For a fft length of 1024, for example,  I've measured a speed of 34,22
ns/sample that corresponds to 1461 mflops while the graphic on
fftw.org site shows a speed of about 4700 mflops !!
Have you got any idea about the mistake I have done?

Thanks in advance
Massimo

On Tue, 06 Feb 2007 06:04:54 -0800, m.baldasseroni wrote:

> For a fft length of 1024, for example, I've measured a speed of 34,22 > ns/sample that corresponds to 1461 mflops while the graphic on > fftw.org site shows a speed of about 4700 mflops !! > Have you got any idea about the mistake I have done?
Have you excluded the time taken to produce the plan? That should be done once at startup, and then reused for all the data with that length and buffer alignment. In particular producing a new plan for every data block will totally kill performance. Regards, Dan.
m.baldasseroni wrote:

> For a fft length of 1024, for example, I've measured a speed of 34,22 > ns/sample that corresponds to 1461 mflops while the graphic on > fftw.org site shows a speed of about 4700 mflops !! > Have you got any idea about the mistake I have done?
Probably no mistake. The speed of FFTW is probably highly CPU dependant. For instance, to get the speed quoted my require a CPU with SSE or Altivec SIMD (single instruction multiple data) instructions. Erik -- +-----------------------------------------------------------+ Erik de Castro Lopo +-----------------------------------------------------------+ "If POSIX threads are a good thing, perhaps I don't want to know what they're better than." -- Rob Pike
Thanks but I have excluded the time taken to produce the plan and I
have reused the same plan for all the data.

Regards
Massimo

> Have you excluded the time taken to produce the plan? > That should be done once at startup, and then reused for all the data with > that length and buffer alignment. > > In particular producing a new plan for every data block will totally kill > performance. > > Regards, Dan.
I think the speed of FFTW is highly CPU dependant but I'm using a
PowerPC 7447 with SSE and Altivec optimization, too !

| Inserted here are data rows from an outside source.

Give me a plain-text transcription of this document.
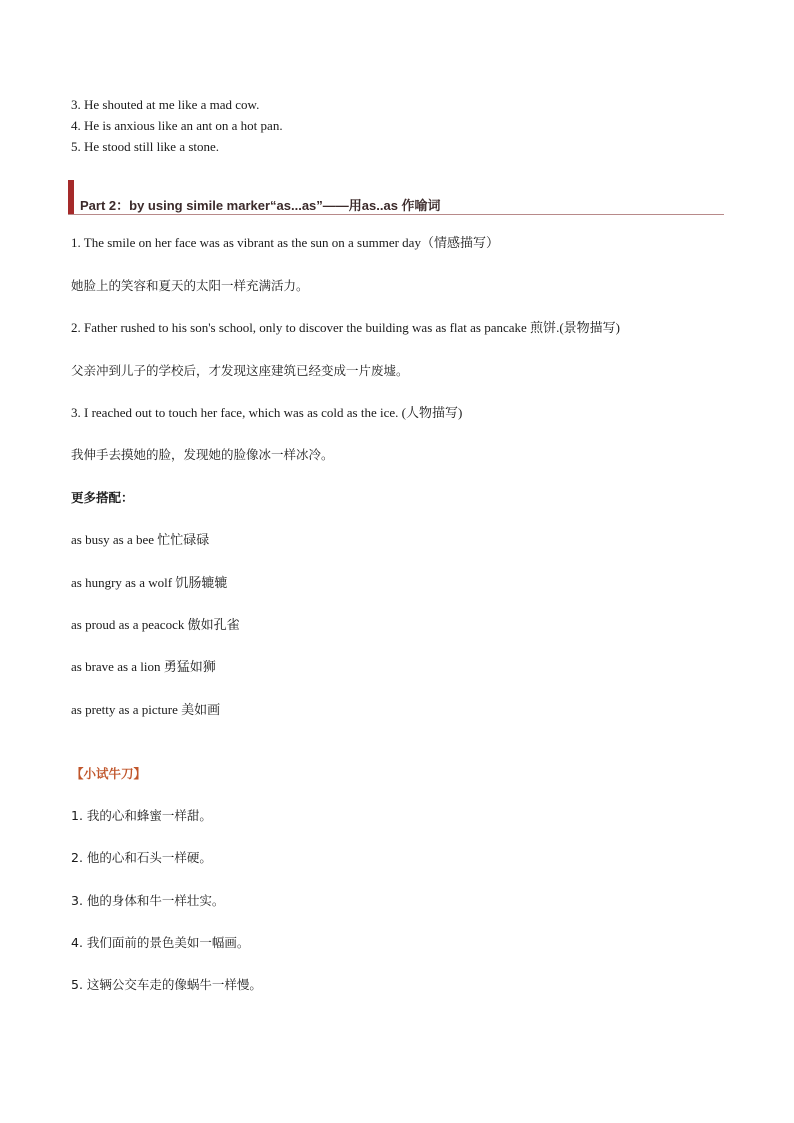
3. He shouted at me like a mad cow.
4. He is anxious like an ant on a hot pan.
5. He stood still like a stone.
Part 2：by using simile marker“as...as”——用as..as 作喻词
1. The smile on her face was as vibrant as the sun on a summer day（情感描写）
她脸上的笑容和夏天的太阳一样充满活力。
2. Father rushed to his son's school, only to discover the building was as flat as pancake 煎饼.(景物描写)
父亲冲到儿子的学校后，才发现这座建筑已经变成一片废墟。
3. I reached out to touch her face, which was as cold as the ice. (人物描写)
我伸手去摸她的脸，发现她的脸像冰一样冰冷。
更多搭配：
as busy as a bee 忙忙碌碌
as hungry as a wolf 饥肠辘辘
as proud as a peacock 傲如孔雀
as brave as a lion 勇猛如狮
as pretty as a picture 美如画
【小试牛刀】
1. 我的心和蜂蜜一样甜。
2. 他的心和石头一样硬。
3. 他的身体和牛一样壮实。
4. 我们面前的景色美如一幅画。
5. 这辆公交车走的像蜗牛一样慢。
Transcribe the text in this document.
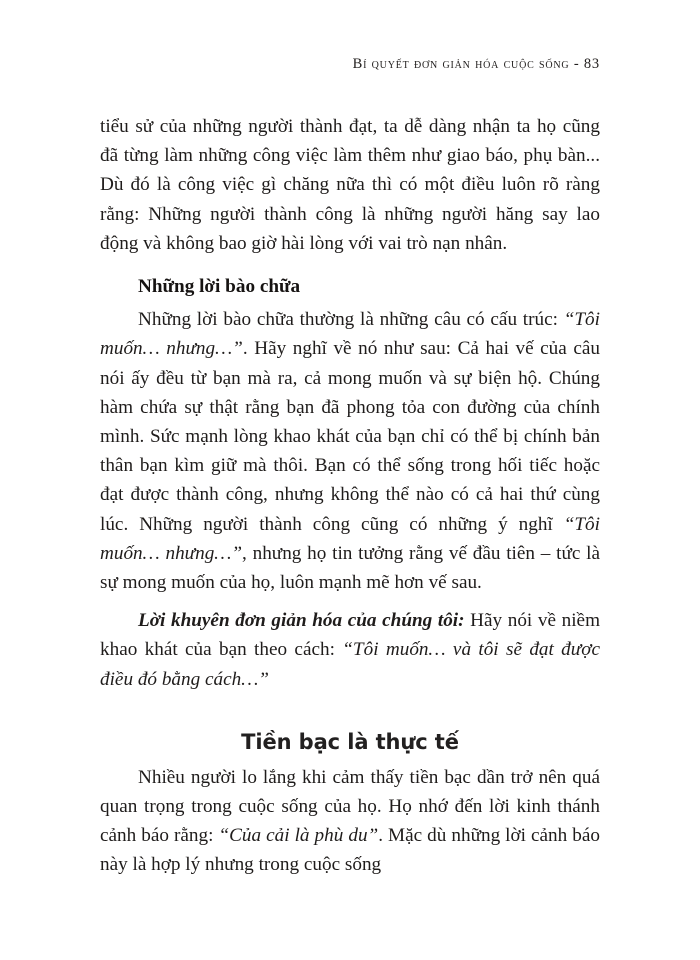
Bí quyết đơn giản hóa cuộc sống - 83

tiểu sử của những người thành đạt, ta dễ dàng nhận ta họ cũng đã từng làm những công việc làm thêm như giao báo, phụ bàn... Dù đó là công việc gì chăng nữa thì có một điều luôn rõ ràng rằng: Những người thành công là những người hăng say lao động và không bao giờ hài lòng với vai trò nạn nhân.

Những lời bào chữa

Những lời bào chữa thường là những câu có cấu trúc: “Tôi muốn… nhưng…”. Hãy nghĩ về nó như sau: Cả hai vế của câu nói ấy đều từ bạn mà ra, cả mong muốn và sự biện hộ. Chúng hàm chứa sự thật rằng bạn đã phong tỏa con đường của chính mình. Sức mạnh lòng khao khát của bạn chỉ có thể bị chính bản thân bạn kìm giữ mà thôi. Bạn có thể sống trong hối tiếc hoặc đạt được thành công, nhưng không thể nào có cả hai thứ cùng lúc. Những người thành công cũng có những ý nghĩ “Tôi muốn… nhưng…”, nhưng họ tin tưởng rằng vế đầu tiên – tức là sự mong muốn của họ, luôn mạnh mẽ hơn vế sau.

Lời khuyên đơn giản hóa của chúng tôi: Hãy nói về niềm khao khát của bạn theo cách: “Tôi muốn… và tôi sẽ đạt được điều đó bằng cách…”

Tiền bạc là thực tế

Nhiều người lo lắng khi cảm thấy tiền bạc dần trở nên quá quan trọng trong cuộc sống của họ. Họ nhớ đến lời kinh thánh cảnh báo rằng: “Của cải là phù du”. Mặc dù những lời cảnh báo này là hợp lý nhưng trong cuộc sống
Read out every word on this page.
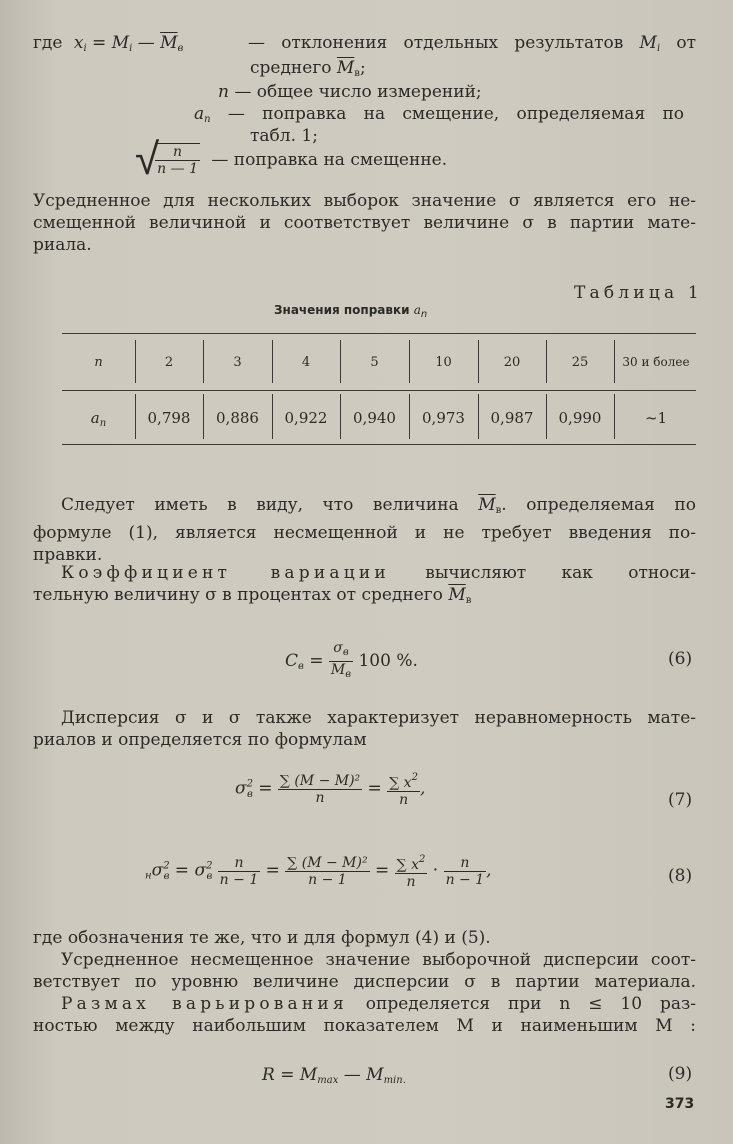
где $x_i = M_i$ — $\overline{M}_в$	— отклонения отдельных результатов $M_i$ от
среднего $\overline{M}_в$;
n — общее число измерений;
$a_n$ — поправка на смещение, определяемая по
табл. 1;
√
$\frac{n}{n — 1}$ — поправка на смещенне.
Усредненное для нескольких выборок значение σ является его не-
смещенной величиной и соответствует величине σ в партии мате-
риала.
Таблица 1
Значения поправки $a_n$
n	2	3	4	5	10	20	25	30 и более
$a_n$	0,798	0,886	0,922	0,940	0,973	0,987	0,990	~1
Следует иметь в виду, что величина $\overline{M}_в$. определяемая по
формуле (1), является несмещенной и не требует введения по-
правки.
Коэффициент вариации вычисляют как относи-
тельную величину σ в процентах от среднего $\overline{M}_в$
$C_в = \frac{\sigma_в}{M_в} 100$ %.	(6)
Дисперсия σ и σ также характеризует неравномерность мате-
риалов и определяется по формулам
$\sigma^2_в = \frac{\text{∑ (M − M)²}}{n} = \frac{\sum x^2}{n}$ ,
(7)
$_н\sigma^2_в = \sigma^2_в \frac{n}{n - 1} = \frac{\text{∑ (M − M)²}}{n - 1} = \frac{\sum x^2}{n} \cdot \frac{n}{n - 1}$ ,	(8)
где обозначения те же, что и для формул (4) и (5).
Усредненное несмещенное значение выборочной дисперсии соот-
ветствует по уровню величине дисперсии σ в партии материала.
Размах варьирования определяется при n ≤ 10 раз-
ностью между наибольшим показателем M и наименьшим M :
$R = M_{max}$ — $M_{min.}$	(9)
373
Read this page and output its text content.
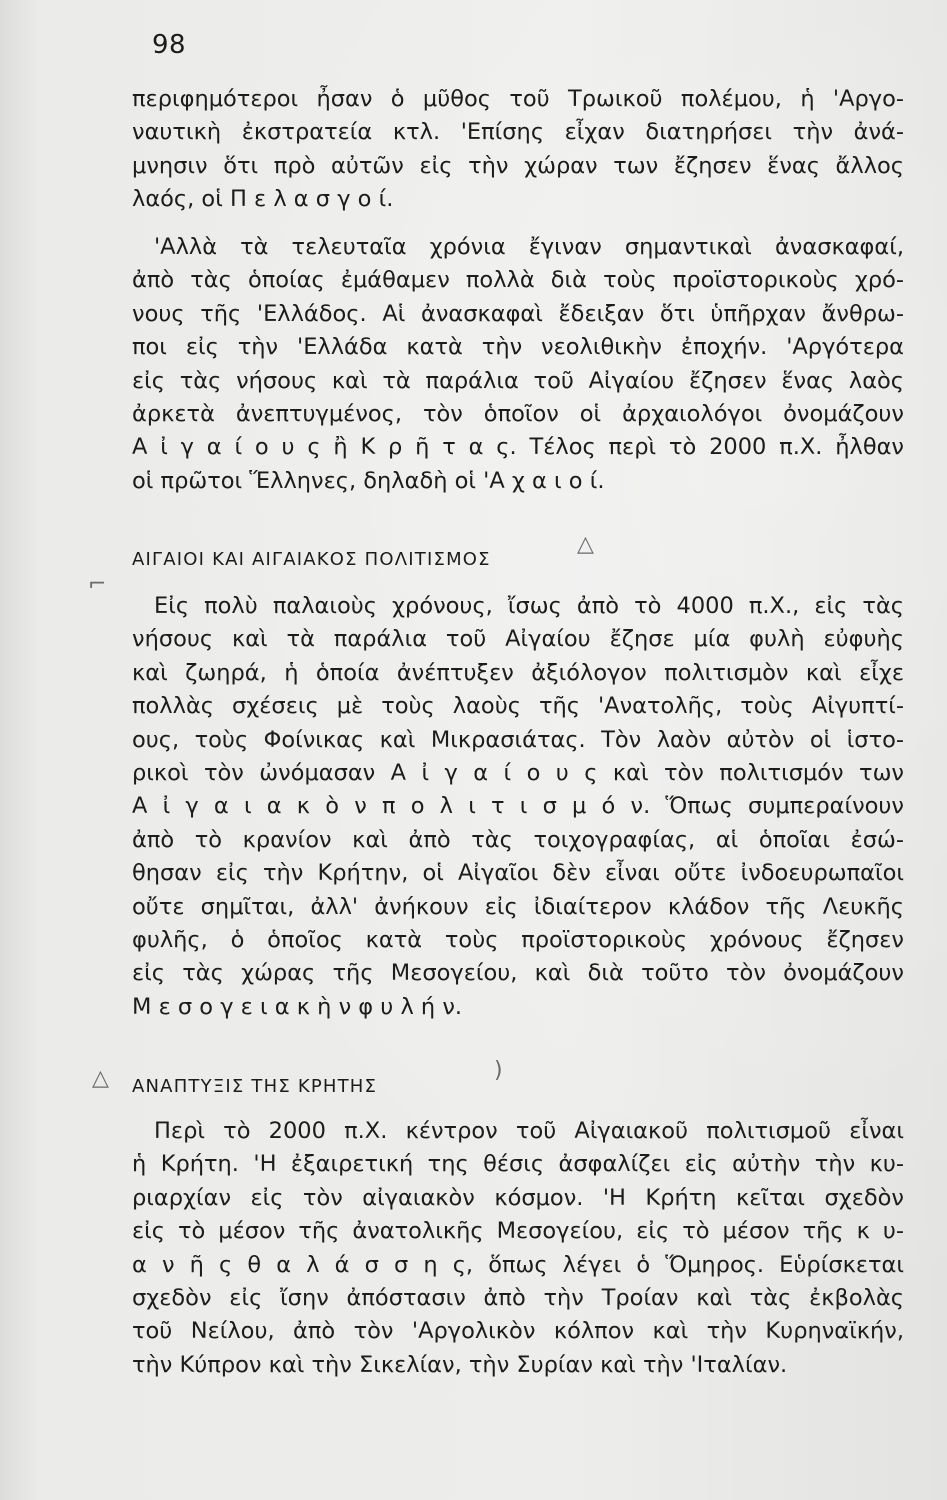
98
περιφημότεροι ἦσαν ὁ μῦθος τοῦ Τρωικοῦ πολέμου, ἡ 'Αργο-
ναυτικὴ ἐκστρατεία κτλ. 'Επίσης εἶχαν διατηρήσει τὴν ἀνά-
μνησιν ὅτι πρὸ αὐτῶν εἰς τὴν χώραν των ἔζησεν ἕνας ἄλλος
λαός, οἱ Π ε λ α σ γ ο ί.
'Αλλὰ τὰ τελευταῖα χρόνια ἔγιναν σημαντικαὶ ἀνασκαφαί,
ἀπὸ τὰς ὁποίας ἐμάθαμεν πολλὰ διὰ τοὺς προϊστορικοὺς χρό-
νους τῆς 'Ελλάδος. Αἱ ἀνασκαφαὶ ἔδειξαν ὅτι ὑπῆρχαν ἄνθρω-
ποι εἰς τὴν 'Ελλάδα κατὰ τὴν νεολιθικὴν ἐποχήν. 'Αργότερα
εἰς τὰς νήσους καὶ τὰ παράλια τοῦ Αἰγαίου ἔζησεν ἕνας λαὸς
ἀρκετὰ ἀνεπτυγμένος, τὸν ὁποῖον οἱ ἀρχαιολόγοι ὀνομάζουν
Α ἰ γ α ί ο υ ς ἢ Κ ρ ῆ τ α ς. Τέλος περὶ τὸ 2000 π.Χ. ἦλθαν
οἱ πρῶτοι Ἕλληνες, δηλαδὴ οἱ 'Α χ α ι ο ί.
ΑΙΓΑΙΟΙ ΚΑΙ ΑΙΓΑΙΑΚΟΣ ΠΟΛΙΤΙΣΜΟΣ
△
⌐
Εἰς πολὺ παλαιοὺς χρόνους, ἴσως ἀπὸ τὸ 4000 π.Χ., εἰς τὰς
νήσους καὶ τὰ παράλια τοῦ Αἰγαίου ἔζησε μία φυλὴ εὐφυὴς
καὶ ζωηρά, ἡ ὁποία ἀνέπτυξεν ἀξιόλογον πολιτισμὸν καὶ εἶχε
πολλὰς σχέσεις μὲ τοὺς λαοὺς τῆς 'Ανατολῆς, τοὺς Αἰγυπτί-
ους, τοὺς Φοίνικας καὶ Μικρασιάτας. Τὸν λαὸν αὐτὸν οἱ ἱστο-
ρικοὶ τὸν ὠνόμασαν Α ἰ γ α ί ο υ ς καὶ τὸν πολιτισμόν των
Α ἰ γ α ι α κ ὸ ν π ο λ ι τ ι σ μ ό ν. Ὅπως συμπεραίνουν
ἀπὸ τὸ κρανίον καὶ ἀπὸ τὰς τοιχογραφίας, αἱ ὁποῖαι ἐσώ-
θησαν εἰς τὴν Κρήτην, οἱ Αἰγαῖοι δὲν εἶναι οὔτε ἰνδοευρωπαῖοι
οὔτε σημῖται, ἀλλ' ἀνήκουν εἰς ἰδιαίτερον κλάδον τῆς Λευκῆς
φυλῆς, ὁ ὁποῖος κατὰ τοὺς προϊστορικοὺς χρόνους ἔζησεν
εἰς τὰς χώρας τῆς Μεσογείου, καὶ διὰ τοῦτο τὸν ὀνομάζουν
Μ ε σ ο γ ε ι α κ ὴ ν φ υ λ ή ν.
△ ΑΝΑΠΤΥΞΙΣ ΤΗΣ ΚΡΗΤΗΣ
)
Περὶ τὸ 2000 π.Χ. κέντρον τοῦ Αἰγαιακοῦ πολιτισμοῦ εἶναι
ἡ Κρήτη. 'Η ἐξαιρετική της θέσις ἀσφαλίζει εἰς αὐτὴν τὴν κυ-
ριαρχίαν εἰς τὸν αἰγαιακὸν κόσμον. 'Η Κρήτη κεῖται σχεδὸν
εἰς τὸ μέσον τῆς ἀνατολικῆς Μεσογείου, εἰς τὸ μέσον τῆς κ υ-
α ν ῆ ς θ α λ ά σ σ η ς, ὅπως λέγει ὁ Ὅμηρος. Εὑρίσκεται
σχεδὸν εἰς ἴσην ἀπόστασιν ἀπὸ τὴν Τροίαν καὶ τὰς ἐκβολὰς
τοῦ Νείλου, ἀπὸ τὸν 'Αργολικὸν κόλπον καὶ τὴν Κυρηναϊκήν,
τὴν Κύπρον καὶ τὴν Σικελίαν, τὴν Συρίαν καὶ τὴν 'Ιταλίαν.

Have you got obtained the results shows in fft.org site?

Regards
Massimo

> Probably no mistake. The speed of FFTW is probably highly CPU dependant. > For instance, to get the speed quoted my require a CPU with SSE or > Altivec SIMD (single instruction multiple data) instructions.
On 2007-02-06, m.baldasseroni <mbaldasseroni@progesi.it> wrote:
> Good morning, > I'm using FFTW library for my project. > I'm working on a PowerPC 7447 processor with vxWorks operating system.
Are you sure you have all the caches and branch prediction enabled? -- Ben Jackson AD7GD <ben@ben.com> http://www.ben.com/
First of all thanks you for your answer!
All caches and branch predictions are enabled (I have verified it on
marvel register).
I'm sure of Altivec elaboration and caches use because I've tried the
vBigDSP elaboration and the results I've obtained are compliant with
the theory and with the graphics show on the fft.org site.
I'm using the same test program for measuring fft speed in both cases
(FFTW and vBigDsp), so I'm quite sure that there is a mistake in FFTW
using, configuration or compile process.
Could you give me any indications about your configure file (config.h)
and the options of compile process ?
If you prefere I can post my config.h file...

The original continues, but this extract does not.